Most people are very attached to their suffering. We are not taking away one’s right to suffer in discussing the nature of suffering.
One of the primary reasons we suffer is because we forget that at the root of all suffering is the choice to put an end to it. But it is not so simple, is it? In order to really be aware of this choice we need to first discover the difference between pain and suffering. Pain is for every sentient being, but suffering is a choice. Not suffering is not the denial of pain, but it is simply denial of suffering and of creating more suffering to others. It is the understanding that “I have a choice. I am free to breathe. Now, what am I going to do about it? Will I continue to hold on to “my” suffering?”

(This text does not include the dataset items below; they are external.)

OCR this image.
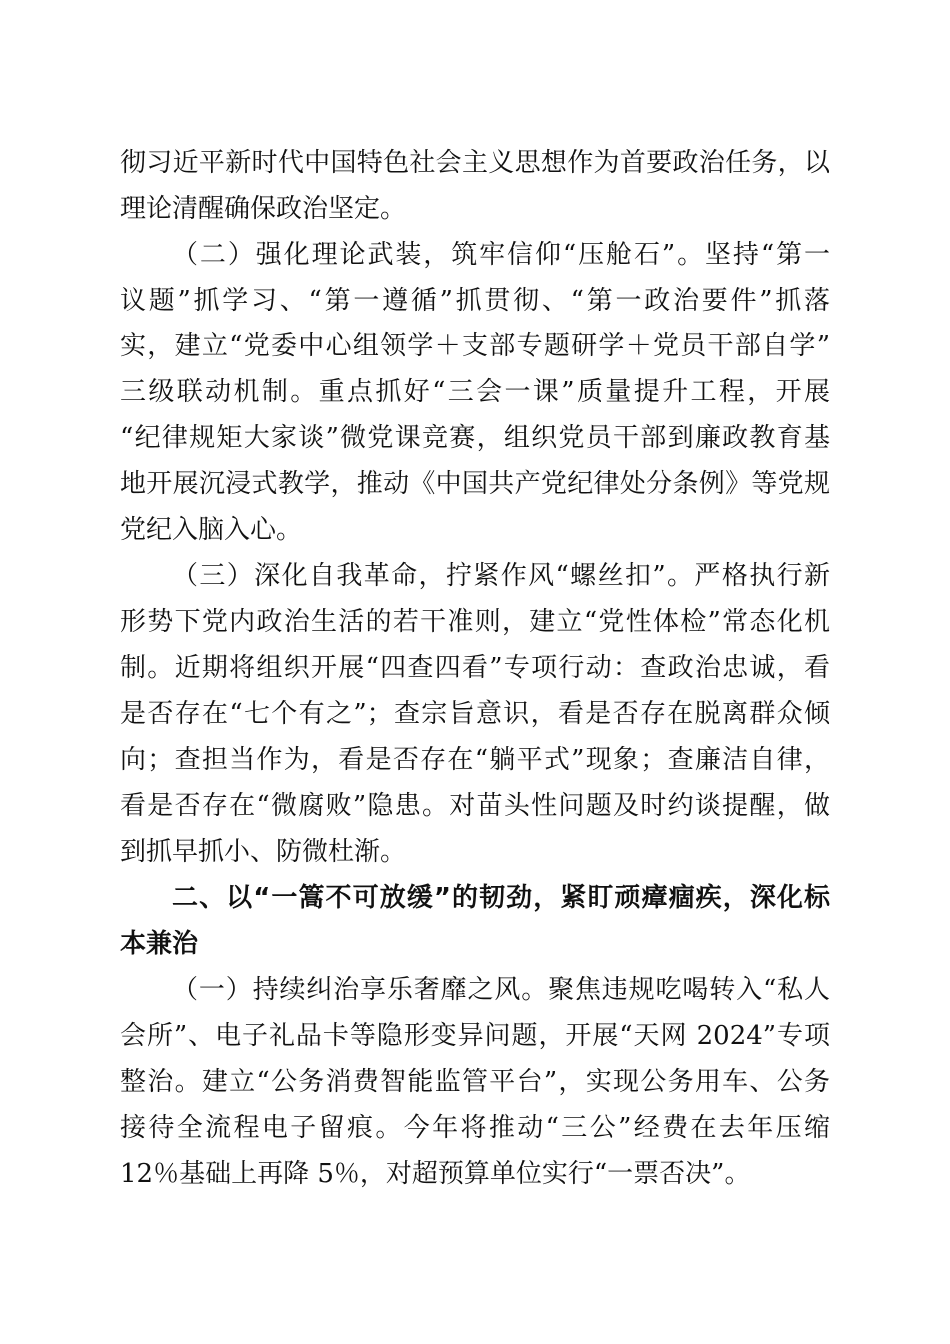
彻习近平新时代中国特色社会主义思想作为首要政治任务，以
理论清醒确保政治坚定。
（二）强化理论武装，筑牢信仰“压舱石”。坚持“第一
议题”抓学习、“第一遵循”抓贯彻、“第一政治要件”抓落
实，建立“党委中心组领学＋支部专题研学＋党员干部自学”
三级联动机制。重点抓好“三会一课”质量提升工程，开展
“纪律规矩大家谈”微党课竞赛，组织党员干部到廉政教育基
地开展沉浸式教学，推动《中国共产党纪律处分条例》等党规
党纪入脑入心。
（三）深化自我革命，拧紧作风“螺丝扣”。严格执行新
形势下党内政治生活的若干准则，建立“党性体检”常态化机
制。近期将组织开展“四查四看”专项行动：查政治忠诚，看
是否存在“七个有之”；查宗旨意识，看是否存在脱离群众倾
向；查担当作为，看是否存在“躺平式”现象；查廉洁自律，
看是否存在“微腐败”隐患。对苗头性问题及时约谈提醒，做
到抓早抓小、防微杜渐。
二、以“一篙不可放缓”的韧劲，紧盯顽瘴痼疾，深化标
本兼治
（一）持续纠治享乐奢靡之风。聚焦违规吃喝转入“私人
会所”、电子礼品卡等隐形变异问题，开展“天网 2024”专项
整治。建立“公务消费智能监管平台”，实现公务用车、公务
接待全流程电子留痕。今年将推动“三公”经费在去年压缩
12％基础上再降 5％，对超预算单位实行“一票否决”。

Guruji Iyengar said “Yoga teaches us to cure what need not be endured and endure what cannot be cured.”
For creating a sense of consensus in our discussion, we are talking about psychological suffering that is caused through pains (at whatever level of being the pain might be, be it physical pain, mental pain or psychological pain).

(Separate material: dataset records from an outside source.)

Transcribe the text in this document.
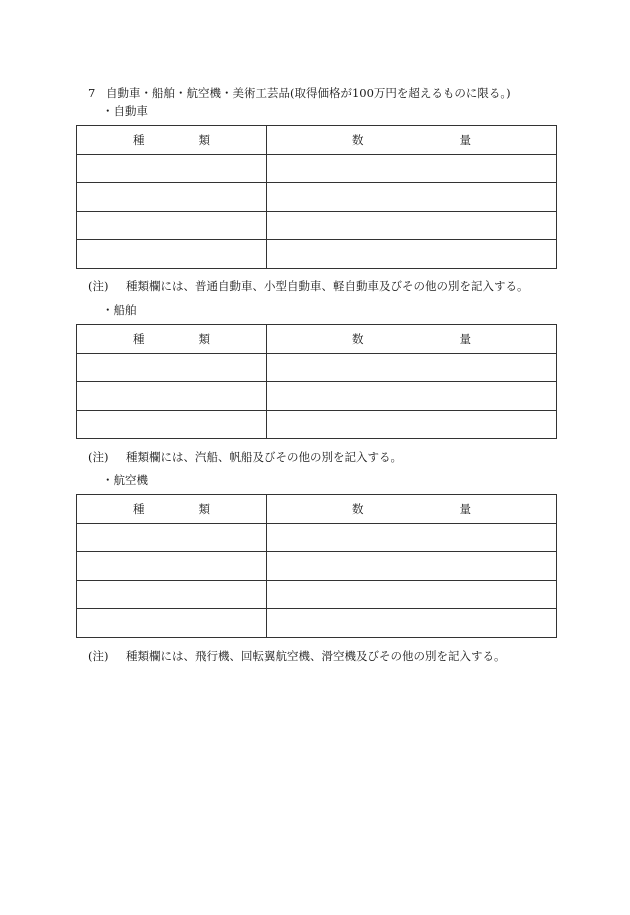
7 自動車・船舶・航空機・美術工芸品(取得価格が100万円を超えるものに限る。)
・自動車
種 類	数 量

(注) 種類欄には、普通自動車、小型自動車、軽自動車及びその他の別を記入する。
・船舶
種 類	数 量

(注) 種類欄には、汽船、帆船及びその他の別を記入する。
・航空機
種 類	数 量

(注) 種類欄には、飛行機、回転翼航空機、滑空機及びその他の別を記入する。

Suffering begins when there is a feeling of disconnection and a fragmentation. A void is felt. For some reason, this feeling makes us very uneasy, and instead of looking at it, we look away or distract ourselves. The link between the Human and the Being is lost. We forget hence that we are Human-Beings. We have the human side, but we also have the Being in us, the consciousness. This void, it needs attention. It needs us to look at it as it is, without wanting to change it. This attention is love. We are not talking about personal love or the love of a personality. All that is different from this. The love that is found in attending to something without wanting to change it, is of a very different quality. In such an attention, there is transformation of that which is watching and that which is being watched. So can we look more carefully?
When we understand that at the heart of all pain is a teaching, it obliges us to pay attention to what is happening. The subtle always alters the gross. This is the way of Nature. So can we pay attention to the subtle? Can we dig a bit deeper? Can we hold the question a bit longer, without seeking a conclusion, an answer, because that inevitably tramples the question? Can we breathe a bit slower? Think a bit slower? Can we become free from wanting to find a solution to the human problem? Can we observe without the frontal brain becoming hard and over analyzing? If we can, then the pain becomes the teacher and not a cause for suffering. The birth of attention and the knowledge of the subtle, is the death of suffering. They cannot co-exist.
So why do you suffer? Have you ever asked yourself this question? Ask it now.